Trotz ihrer jungen Jahre ist Stünzi ein alter Foraus-Hase. Bereits seit 2012 ist sie für den Think-Tank tätig; zuletzt leitete sie das Projekt Sustainable FinTech. Dieses befasste sich mit der Frage, wie die Schweizer Finanzindustrie das Erreichen der Klimaziele von Paris unterstützen kann – und zwar schon einige Jahre bevor das Thema aufgrund der Klimastreiks plötzlich in aller Munde war.
Ihrer Zeit voraus war Stünzi auch mit ihrer Masterarbeit, in der sie berechnete, wie viele CO2-Emissionen sich einsparen liessen, wenn die Schweizer für nahe Ferienziele statt des Flugzeugs den Zug besteigen würden. Dass ihre Themen nun auf einmal die breite Öffentlichkeit interessieren, freut die Klimaökonomin. Und empört sie auch ein wenig: «Wie kann es sein, dass es so lange gedauert hat?», fragt sie rhetorisch. Selber ist die ETH-Doktorandin nahezu konsequente Nichtfliegerin: Wenn sie an eine Konferenz in Sankt Petersburg reist, kommt für sie nur der Zug infrage.

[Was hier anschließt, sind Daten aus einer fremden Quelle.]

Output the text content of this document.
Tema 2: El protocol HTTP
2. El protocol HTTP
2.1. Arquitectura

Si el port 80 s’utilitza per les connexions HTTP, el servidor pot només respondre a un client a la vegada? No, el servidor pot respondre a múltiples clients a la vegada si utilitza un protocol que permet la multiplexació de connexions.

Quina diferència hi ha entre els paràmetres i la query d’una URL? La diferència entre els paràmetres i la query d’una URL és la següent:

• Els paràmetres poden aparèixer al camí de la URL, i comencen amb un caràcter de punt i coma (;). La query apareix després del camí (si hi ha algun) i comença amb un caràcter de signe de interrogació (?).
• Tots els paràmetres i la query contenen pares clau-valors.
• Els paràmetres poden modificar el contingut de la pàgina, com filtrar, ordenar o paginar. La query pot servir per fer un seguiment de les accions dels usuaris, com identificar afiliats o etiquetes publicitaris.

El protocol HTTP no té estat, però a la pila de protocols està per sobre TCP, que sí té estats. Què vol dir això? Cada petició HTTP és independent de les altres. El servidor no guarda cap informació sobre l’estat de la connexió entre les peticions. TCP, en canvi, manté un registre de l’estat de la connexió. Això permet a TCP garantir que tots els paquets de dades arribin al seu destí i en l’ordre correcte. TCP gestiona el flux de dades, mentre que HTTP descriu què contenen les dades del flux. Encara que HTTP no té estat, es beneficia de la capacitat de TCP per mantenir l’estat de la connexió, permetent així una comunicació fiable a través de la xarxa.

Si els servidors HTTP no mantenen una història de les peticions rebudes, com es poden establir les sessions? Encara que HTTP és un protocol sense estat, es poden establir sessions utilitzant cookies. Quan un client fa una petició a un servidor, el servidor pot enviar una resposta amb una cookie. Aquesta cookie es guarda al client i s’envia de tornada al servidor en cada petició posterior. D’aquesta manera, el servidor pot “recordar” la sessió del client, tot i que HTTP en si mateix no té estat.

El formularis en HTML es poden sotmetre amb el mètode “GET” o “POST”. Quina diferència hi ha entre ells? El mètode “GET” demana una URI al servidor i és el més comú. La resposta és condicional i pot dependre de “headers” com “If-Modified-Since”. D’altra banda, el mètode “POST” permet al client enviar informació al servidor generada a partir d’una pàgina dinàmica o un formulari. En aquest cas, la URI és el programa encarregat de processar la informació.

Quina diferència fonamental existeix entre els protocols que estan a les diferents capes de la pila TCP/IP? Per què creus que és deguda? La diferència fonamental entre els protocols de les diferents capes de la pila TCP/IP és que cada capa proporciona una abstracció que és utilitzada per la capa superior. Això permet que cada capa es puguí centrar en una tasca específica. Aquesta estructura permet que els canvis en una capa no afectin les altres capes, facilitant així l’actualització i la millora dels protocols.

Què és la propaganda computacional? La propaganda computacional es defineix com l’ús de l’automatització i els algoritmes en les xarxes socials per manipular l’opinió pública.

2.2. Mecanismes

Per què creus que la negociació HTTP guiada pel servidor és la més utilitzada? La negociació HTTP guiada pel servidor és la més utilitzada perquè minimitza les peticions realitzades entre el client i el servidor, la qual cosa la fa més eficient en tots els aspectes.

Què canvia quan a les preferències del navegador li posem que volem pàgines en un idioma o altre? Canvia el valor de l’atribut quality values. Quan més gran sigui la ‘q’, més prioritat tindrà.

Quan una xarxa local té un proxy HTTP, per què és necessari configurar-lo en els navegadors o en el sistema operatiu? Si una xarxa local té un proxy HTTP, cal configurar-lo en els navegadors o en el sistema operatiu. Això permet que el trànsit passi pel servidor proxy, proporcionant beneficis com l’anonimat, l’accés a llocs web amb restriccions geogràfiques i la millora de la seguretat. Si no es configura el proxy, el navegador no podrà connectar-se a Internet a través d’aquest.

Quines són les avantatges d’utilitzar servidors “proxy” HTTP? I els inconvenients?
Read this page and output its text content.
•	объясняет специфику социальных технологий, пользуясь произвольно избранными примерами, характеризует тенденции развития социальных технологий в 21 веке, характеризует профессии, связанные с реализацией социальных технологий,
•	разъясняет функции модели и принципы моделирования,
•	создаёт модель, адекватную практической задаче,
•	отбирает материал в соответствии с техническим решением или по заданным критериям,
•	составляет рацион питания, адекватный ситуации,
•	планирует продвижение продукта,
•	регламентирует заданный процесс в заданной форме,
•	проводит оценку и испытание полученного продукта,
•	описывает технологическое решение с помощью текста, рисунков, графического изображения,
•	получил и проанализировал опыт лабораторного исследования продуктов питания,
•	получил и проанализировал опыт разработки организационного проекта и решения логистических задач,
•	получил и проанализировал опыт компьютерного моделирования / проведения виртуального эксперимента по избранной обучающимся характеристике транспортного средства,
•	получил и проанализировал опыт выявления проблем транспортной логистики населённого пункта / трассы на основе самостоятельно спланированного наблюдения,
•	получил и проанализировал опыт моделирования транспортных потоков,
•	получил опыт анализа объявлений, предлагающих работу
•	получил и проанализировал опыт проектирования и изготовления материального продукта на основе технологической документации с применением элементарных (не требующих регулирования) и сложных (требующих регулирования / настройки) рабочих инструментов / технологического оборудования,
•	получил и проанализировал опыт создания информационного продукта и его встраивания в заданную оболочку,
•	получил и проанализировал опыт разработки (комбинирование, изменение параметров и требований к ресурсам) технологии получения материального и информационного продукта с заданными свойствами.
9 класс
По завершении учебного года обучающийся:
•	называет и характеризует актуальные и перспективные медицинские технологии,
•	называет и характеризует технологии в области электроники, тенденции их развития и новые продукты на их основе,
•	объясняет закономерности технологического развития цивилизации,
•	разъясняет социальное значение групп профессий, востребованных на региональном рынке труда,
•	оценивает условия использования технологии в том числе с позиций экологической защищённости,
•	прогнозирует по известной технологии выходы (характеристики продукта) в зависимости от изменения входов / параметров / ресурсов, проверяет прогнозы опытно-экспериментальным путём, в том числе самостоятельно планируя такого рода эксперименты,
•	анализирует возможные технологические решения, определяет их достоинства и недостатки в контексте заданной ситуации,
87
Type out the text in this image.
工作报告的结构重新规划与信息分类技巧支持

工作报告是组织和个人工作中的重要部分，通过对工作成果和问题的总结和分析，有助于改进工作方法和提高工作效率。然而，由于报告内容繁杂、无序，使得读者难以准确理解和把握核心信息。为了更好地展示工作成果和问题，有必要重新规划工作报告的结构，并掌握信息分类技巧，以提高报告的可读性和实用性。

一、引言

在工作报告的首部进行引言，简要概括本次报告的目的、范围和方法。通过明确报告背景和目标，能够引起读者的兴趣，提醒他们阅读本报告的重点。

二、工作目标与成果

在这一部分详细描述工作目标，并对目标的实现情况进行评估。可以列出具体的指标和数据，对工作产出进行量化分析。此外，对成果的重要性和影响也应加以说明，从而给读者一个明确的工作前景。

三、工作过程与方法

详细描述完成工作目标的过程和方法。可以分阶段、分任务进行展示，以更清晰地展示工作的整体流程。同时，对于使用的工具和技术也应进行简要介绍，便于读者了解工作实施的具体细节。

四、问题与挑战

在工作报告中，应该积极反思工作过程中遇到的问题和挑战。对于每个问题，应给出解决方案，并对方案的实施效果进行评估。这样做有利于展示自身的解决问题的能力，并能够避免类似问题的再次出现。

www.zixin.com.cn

Die internationale Klimakonferenz, die ursprünglich in Chile stattfinden sollte, hatte sie bereits schweren Herzens aus ihrem Kalender gestrichen. Deshalb freut es sie, dass diese nun in Madrid stattfindet.
Erkenntnis auf Kuba
Geprägt wurde Stünzi nicht nur durch das politische Engagement ihres Vaters, der für die Grünen im Zürcher Kantonsrat sass. Bei einem Aufenthalt im kommunistisch regierten Kuba erlebte sie im Alter von 18 Jahren, wie wertvoll das Recht auf freie Meinungsäusserung ist. Mehr oder weniger zufällig fand sie sich in Havanna als Deutschlehrerin wieder. Und stellte fest: «Die kubanischen Studenten äusserten sich auf Deutsch viel kritischer, als dies auf Spanisch möglich gewesen wäre.»
Zurück in der Schweiz, engagierte sie sich bei den Jungen Grünen Zürich und stellte dort mit den – damals lediglich acht – Zürcher Fair-Trade-Shops eine «faire Modeschau» auf die Beine, bevor es sie erneut ins Ausland zog. Später erlangte sie an der Uni Zürich einen Master in Volkswirtschaft.
Als Präsidentin will Stünzi die internationale Vernetzung von Foraus weiter verstärken. Die Schweizer Denkfabrik hat heute Ableger in Deutschland, Frankreich, Österreich oder England, die alle nach demselben Prinzip funktionieren wie das Original: Einbringen kann sich jede und jeder, der Ideen zur Aussenpolitik hat. Sei es, indem man zu einem Thema ein Paper schreibt, sich in einer der Arbeitsgruppen engagiert oder einen Anlass organisiert. Abgesehen von der Geschäftsstelle arbeiten alle Mitglieder ehrenamtlich, inklusive der Präsidentin.
Der Verein zählt heute 120 freiwillige Mitglieder und 15 Angestellte und verfügt über ein Budget von 1,4 Millionen. «Mir ist bewusst, dass ich in grosse Fussstapfen trete», sagt Stünzi. «Aber ich glaube, das kommt schon gut.»